Fog was thickening across the road below but she could see a long pickup. Ryan's king cab? Or maybe only the first of the cleanup crew, come to disentangle the wrecked trucks, preparing to haul them away? Looking along the cliff, she saw the coyotes crouched in fog at the edge, their backs to her, looking down the steep drop, too bold to back away, too familiar with the human world to fear the approaching hikers. Disdainful of mankind but still tensed to run, their ears moving nervously. Could she run now, while they were distracted? Streak away, and up that nearest tree that stood tall and ghostlike at the edge of the misty woods? Could she reach it before they were on her?

She was crouched on the lip of the cleft, poised to spring away, when one of the beasts turned, glancing back at her. She vanished down the hole again, scrambled down as deep as she could go. Now the beast blocked the hole, digging, his breath as rank as soured garbage. His frantic seeking stopped when a glare of light shone behind him, picking out his shaggy coat. She heard a roar—Rock's snarling roar, heard humans running, heard Rock's barking attack, and a cat yowled with rage, and another cat, the night rang with snarls and cat screams, she heard the thunder of boots on stone. Ryan screamed, “Hold, Rock. Back off!” Rock's roar was like a great wolf above her, a coyote screamed in pain, and she heard Pan's yowl of challenge.

Clyde shouted, “Not there, the cats . . .”

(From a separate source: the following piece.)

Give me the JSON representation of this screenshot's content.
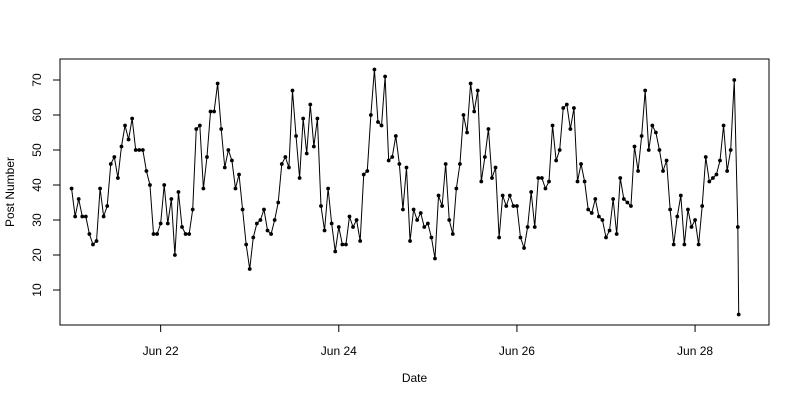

A gunshot thundered down the cleft, deafening her, accompanied by a pained yip. Another shot, another cry of pain, cut short. Running paws scrambling away across the stony escarpment.

Then, silence.

She peered up to the mouth of the cleft. Pan looked over, backlighted by the beam of a flashlight behind him. Joe Grey and Rock looked over. Ryan and Clyde crowded to peer down behind them.

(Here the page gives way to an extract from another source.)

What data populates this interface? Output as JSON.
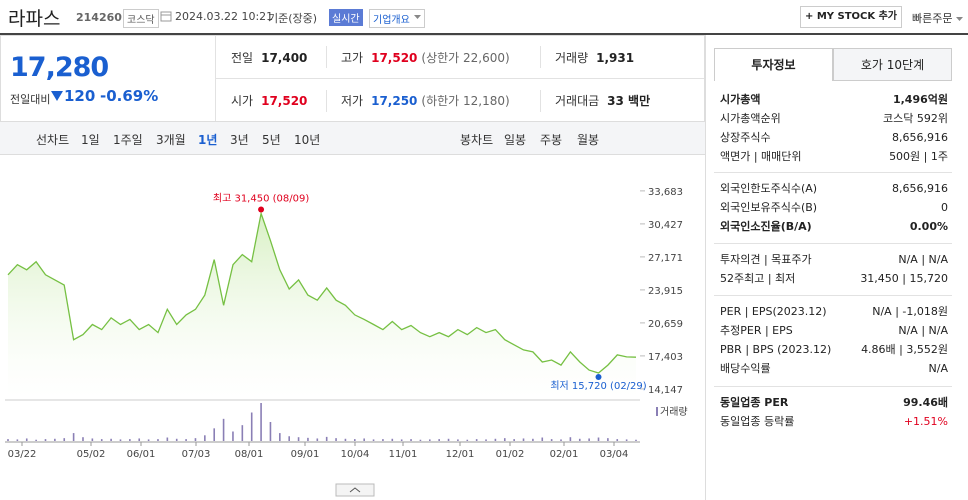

“Come out,” Pan said. “One of the beasts is dead, the rest ran off. Come out, Kit.” The light swept away, out of her eyes, and she could see again. She scrambled out, bolted into Pan yowling and crying and talking all at once.

A dead coyote lay beside the cleft. Ryan held Rock away from it, the big Weimaraner fighting to get at the animal, but then he strained up toward the woods, too, where the others had vanished. He huffed and pulled at his lead, torn between the two prey, but held in check by Ryan. Kit backed away from the mangled coyote, its face torn and bleeding. She glanced at Ryan's revolver.

“I fired point-blank,” Ryan said, “away from you, away from everyone.” But Kit was hardly paying attention. Pan was licking her face, and she preened against him.